Opposition attacks are getting more focused, and thanks to military defectors, more powerful:
”A group of dissident troops attacked regime youth offices, where security agents were meeting, with rocket-propelled grenades and clashes broke out,” the Britain-based Syrian Observatory for Human Rights said.
The attack came hot on the heels of a raid on an air force intelligence base in Harasta, outside the capital, on Wednesday by fighters of the Free Syrian Army, a rebel group formed by army deserters that has inflicted mounting losses on the regular army in recent months.
This is all still short of a full civil war and still nowhere near the sort of organization and planning that will be needed to militarily confront Assad’s regime. But that work is clearly underway as the Free Syrian Army continues to organize, undoubtedly with substantial assistance, on Syria’s borders:
Somewhere along the emerald green ridge ahead Syrian troops guard the restive border with Lebanon.
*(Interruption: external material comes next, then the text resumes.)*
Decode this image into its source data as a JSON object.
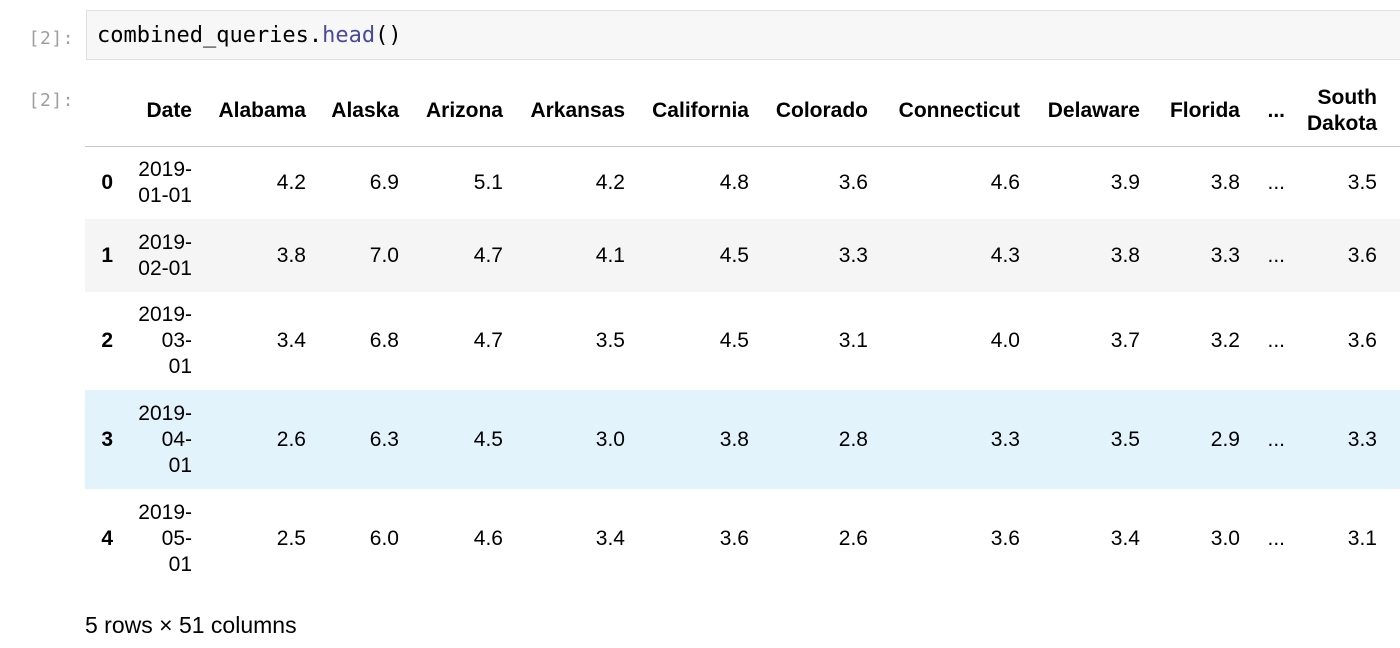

Behind them lie piles of upturned orange earth where land mines have been freshly buried. Ahead of them, across a deep, rain-soaked valley which spills into Lebanon, the rebels who were once their comrades in arms are preparing for war.
The rebels of the Free Syria Army who have found refuge on this volatile strip of borderland move freely around on motorbikes that are well within range of Syrian loyalist snipers. But they say they no longer fear their former army colleagues in the hills nearby. Instead, they are looking to them for help.
“There are 100 of them in the valley,” said a former member of an intelligence unit who fled the embattled city of Hama in August and is now based in the Lebanese village of Nsoub. “But the day before yesterday I personally brought 30 people here.” Of the troops still serving with the Syrian army, he said: “They helped.”
It still seems unlikely that the defections and covert support will be enough to field a force that can take the military head-on. And staging a simple repeat of the intervention in Libya is not nearly as simple, or likely to succeed, as it sounds. Some sort of overt coalition support is probably inevitable but it is also probably on the far horizon. This is going to be a long-lasting and unfortunately brutal affair.